The high predictive value of race-specific models was consistent in both men and women, across both races in the validation cohorts.

Among both Black and white participants, the race-specific models performed well in predicting risk for HF with reduced ejection fraction and HF with preserved ejection fraction in the pooled MESA/DHS validation cohort.

Among risk factors included in the race-specific model, natriuretic peptide level was the strongest predictor of HF risk among both Black and white patients, followed by troponin levels among Black participants and ECG-based Cornell voltage among white individuals.

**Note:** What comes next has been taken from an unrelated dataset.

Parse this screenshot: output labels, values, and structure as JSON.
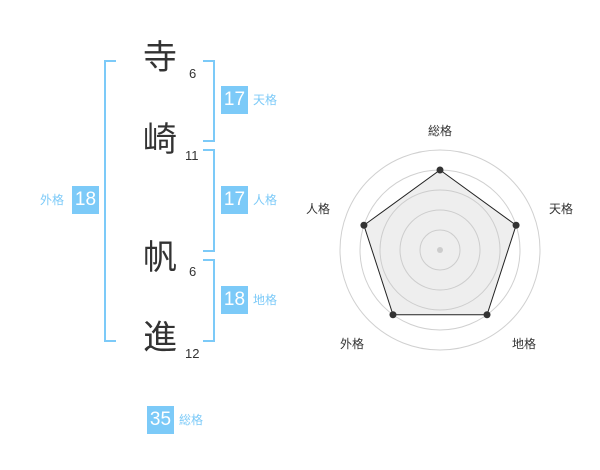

‘The next steps’ to integrating machine learning

“A key next step for the practical implementation of the machine learning-based race-specific model in the clinical setting is its integration with electronic health records,” the researchers wrote. “This will not only improve accessibility and real-world application of these machine learning-based models but also allow better and automated capture of data on the risk prediction variables,” the researchers wrote. “To this end, continued improvements in electronic health record software will allow machine learning models to be developed and stored on a secure cloud server and implemented in the electronic health record through the use of an application programming interface.

“The next steps to facilitate integration of the machine learning-based race-specific models with the electronic health record include storing the models on a secure cloud-computing server, developing an application programming interface to access our race-specific models, and scaling the platform to provide real-time estimates of a patient’s HF risk,” the researchers wrote.